Она встав на колено и контролируя ситуацию со стороны, держала пистолет на вытянутых руках, направив его на оконный проем.
–Турок, там никого!
Этого не могло быть. Ведь не померещилось же ему мелькание тени? Или сдали нервы? Нельзя терять лицо! Сказал зло:
–Стой здесь!
Сам двинулся к проему выбитой двери, хрумтя подошвами по бетонному крошеву, сопровождая каждый шаг отголосками эха. Там, где было темно, включил фонарь, пройдясь его светом по стенам и нагромождениям хлама. Никого! Не остановился, пошел дальше. Как бы доказывая себе, что он не боится прежде всего своих страхов.
Коридорная система здания, представляла собой длинный проход «взлетки», как в казармах. Тень проскочила совсем рядом, из комнаты в комнату пересекла коридор. С петли модульной разгрузки, не задумываясь сорвал гранату L2A2, английского производства, оборонительную, забросил в комнату, прислонившись к стене. Взрывом вместе с клубами пыли и осколками металла, вымело наверное все живое, случись таковому быть. Стена за которой скрывался шевельнулась, может даже подвинулась, но устояла. Кашляя, ввалился в помещение. Пылищи, жуть сколько. Медленно оседая, пыль вдруг проявила силуэт в пустом окне. Не раздумывая, выпустил в него очередь, патронов на пять, и снова метнул гранату. Чтоб уж наверняка.

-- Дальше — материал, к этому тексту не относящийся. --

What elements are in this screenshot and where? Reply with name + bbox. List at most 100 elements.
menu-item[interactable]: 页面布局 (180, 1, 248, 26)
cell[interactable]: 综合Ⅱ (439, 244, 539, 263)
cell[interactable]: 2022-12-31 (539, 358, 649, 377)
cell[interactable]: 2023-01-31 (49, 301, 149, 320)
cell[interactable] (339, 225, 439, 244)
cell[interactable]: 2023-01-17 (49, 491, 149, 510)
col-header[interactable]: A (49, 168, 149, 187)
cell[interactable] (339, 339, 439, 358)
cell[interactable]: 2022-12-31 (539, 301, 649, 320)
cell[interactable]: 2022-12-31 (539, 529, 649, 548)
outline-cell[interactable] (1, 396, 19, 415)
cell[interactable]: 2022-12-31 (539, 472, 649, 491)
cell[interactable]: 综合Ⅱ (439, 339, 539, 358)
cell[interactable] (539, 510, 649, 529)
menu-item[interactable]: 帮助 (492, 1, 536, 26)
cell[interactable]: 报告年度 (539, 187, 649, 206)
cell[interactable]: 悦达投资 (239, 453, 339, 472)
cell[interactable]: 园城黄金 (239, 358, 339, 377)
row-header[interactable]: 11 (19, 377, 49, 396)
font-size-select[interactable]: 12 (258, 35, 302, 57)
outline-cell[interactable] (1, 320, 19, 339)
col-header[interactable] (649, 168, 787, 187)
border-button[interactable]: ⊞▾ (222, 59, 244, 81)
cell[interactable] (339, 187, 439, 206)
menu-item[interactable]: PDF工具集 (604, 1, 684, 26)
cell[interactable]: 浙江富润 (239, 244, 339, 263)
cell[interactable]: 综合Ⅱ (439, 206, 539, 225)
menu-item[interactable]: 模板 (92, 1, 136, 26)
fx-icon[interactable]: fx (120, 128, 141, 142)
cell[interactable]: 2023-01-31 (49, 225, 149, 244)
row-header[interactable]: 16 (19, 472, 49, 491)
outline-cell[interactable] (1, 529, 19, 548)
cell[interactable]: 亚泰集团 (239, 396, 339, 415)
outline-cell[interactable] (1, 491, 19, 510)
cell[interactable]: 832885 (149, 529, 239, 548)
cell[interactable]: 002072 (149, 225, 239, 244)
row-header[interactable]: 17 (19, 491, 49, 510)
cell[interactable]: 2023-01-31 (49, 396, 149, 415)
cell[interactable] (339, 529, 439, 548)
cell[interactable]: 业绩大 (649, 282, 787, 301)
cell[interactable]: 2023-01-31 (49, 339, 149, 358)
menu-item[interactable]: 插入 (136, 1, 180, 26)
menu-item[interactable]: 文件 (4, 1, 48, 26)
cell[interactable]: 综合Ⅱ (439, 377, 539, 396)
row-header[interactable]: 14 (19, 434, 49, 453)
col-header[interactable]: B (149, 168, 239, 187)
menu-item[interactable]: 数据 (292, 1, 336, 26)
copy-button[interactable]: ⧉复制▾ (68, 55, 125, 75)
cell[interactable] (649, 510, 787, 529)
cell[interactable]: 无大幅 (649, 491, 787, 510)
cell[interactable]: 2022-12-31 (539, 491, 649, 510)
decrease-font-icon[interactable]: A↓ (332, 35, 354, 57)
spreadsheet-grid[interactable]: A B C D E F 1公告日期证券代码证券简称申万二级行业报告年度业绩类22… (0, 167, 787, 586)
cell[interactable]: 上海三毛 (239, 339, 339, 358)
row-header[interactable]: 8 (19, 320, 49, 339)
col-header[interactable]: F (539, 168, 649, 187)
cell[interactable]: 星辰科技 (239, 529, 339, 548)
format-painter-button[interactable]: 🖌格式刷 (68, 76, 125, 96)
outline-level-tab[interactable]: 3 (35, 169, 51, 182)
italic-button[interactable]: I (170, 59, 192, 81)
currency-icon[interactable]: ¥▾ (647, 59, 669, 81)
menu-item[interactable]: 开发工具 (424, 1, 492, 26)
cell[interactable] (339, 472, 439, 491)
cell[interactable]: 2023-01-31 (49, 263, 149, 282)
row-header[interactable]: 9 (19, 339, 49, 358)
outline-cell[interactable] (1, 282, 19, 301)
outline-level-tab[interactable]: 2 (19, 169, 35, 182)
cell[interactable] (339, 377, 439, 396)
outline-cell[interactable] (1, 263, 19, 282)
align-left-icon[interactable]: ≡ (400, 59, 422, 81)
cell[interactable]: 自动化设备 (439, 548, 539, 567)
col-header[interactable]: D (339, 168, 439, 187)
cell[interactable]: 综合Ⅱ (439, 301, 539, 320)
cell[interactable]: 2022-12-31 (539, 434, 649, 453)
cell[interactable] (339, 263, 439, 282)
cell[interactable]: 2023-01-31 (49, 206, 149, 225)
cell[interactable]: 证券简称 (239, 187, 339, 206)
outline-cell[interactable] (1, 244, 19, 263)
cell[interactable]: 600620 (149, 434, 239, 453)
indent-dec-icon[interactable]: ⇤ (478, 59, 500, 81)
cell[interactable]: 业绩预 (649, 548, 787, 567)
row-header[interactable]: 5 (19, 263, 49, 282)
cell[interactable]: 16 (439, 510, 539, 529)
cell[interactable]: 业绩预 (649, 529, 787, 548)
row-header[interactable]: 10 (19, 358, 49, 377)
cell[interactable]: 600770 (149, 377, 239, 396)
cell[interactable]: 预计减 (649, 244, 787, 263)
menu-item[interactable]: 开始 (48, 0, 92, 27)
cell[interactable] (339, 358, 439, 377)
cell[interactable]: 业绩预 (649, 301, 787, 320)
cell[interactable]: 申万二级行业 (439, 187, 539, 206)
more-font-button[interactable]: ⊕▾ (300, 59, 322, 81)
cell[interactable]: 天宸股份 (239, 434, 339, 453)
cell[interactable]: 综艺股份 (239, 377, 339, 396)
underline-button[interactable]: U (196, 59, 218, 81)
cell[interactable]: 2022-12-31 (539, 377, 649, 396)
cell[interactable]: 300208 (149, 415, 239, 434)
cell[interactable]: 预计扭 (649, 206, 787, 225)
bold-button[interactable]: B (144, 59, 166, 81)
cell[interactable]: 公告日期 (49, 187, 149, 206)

–Ф-фугух! – эхо отдалось звуком взрыва и многократно продублировалось. Это и лишило его возможности услышать посторонний шум с потолка.
–Ш-шух-х!
В самый последний момент попытался отпрыгнуть в проход, да вот не хватило скорости восприятия. Потолочная панель от взрыва сошла с подпорки стены и накрыла его, вернее успела прихватить нижнюю часть тела, почти по самый таз. От болевого шока Генрих потерял сознание…
Его крик разнесся по всему коридору, эхом отдаваясь от стен. Лежа на животе, сбивая пальцы и ногти в кровь попытался руками подтянуться вперед. От тупой, жуткой боли, зубы непроизвольно прокусили нижнюю губу. Горячая жидкость быстрым потоком устремилась по уголкам между губами, капая на замусоренный пол перед ним. Как это все?… Ничего не получалось, а еще мозг не мог понять, почему. И от безысходности положения, он как попавший в капкан зверь, зарычал, извиваясь на месте. Единственное, чего добился, это нашуметь. От своей беспомощности, вновь выл, ругался и кричал, колотя кулаками перед собой. Услышал рядом, под боком, крик срывавшийся на фальцет.
–Перестань!
Замер. Повернув голову и скосив взгляд, увидел Пилар. Испанка сжавшись в комок, закрыв глаза, сидела под стеной, со всей силы зажав уши ладонями. Надоевшее эхо, на все лады, как заведенное повторяло:
–Стань… Стань… Стань…
Открыла глаза, посмотрела на него. Отрешенным голосом, будто бросала слова в пустоту, сказала:
–Турок, плита упала. Я сделала тебе укол, но вытащить из-под нее не могу. Да и бесполезно это. У тебя нижнюю половину… – поперхнулась, но все же закончила объяснять, – …раздробило. Прости.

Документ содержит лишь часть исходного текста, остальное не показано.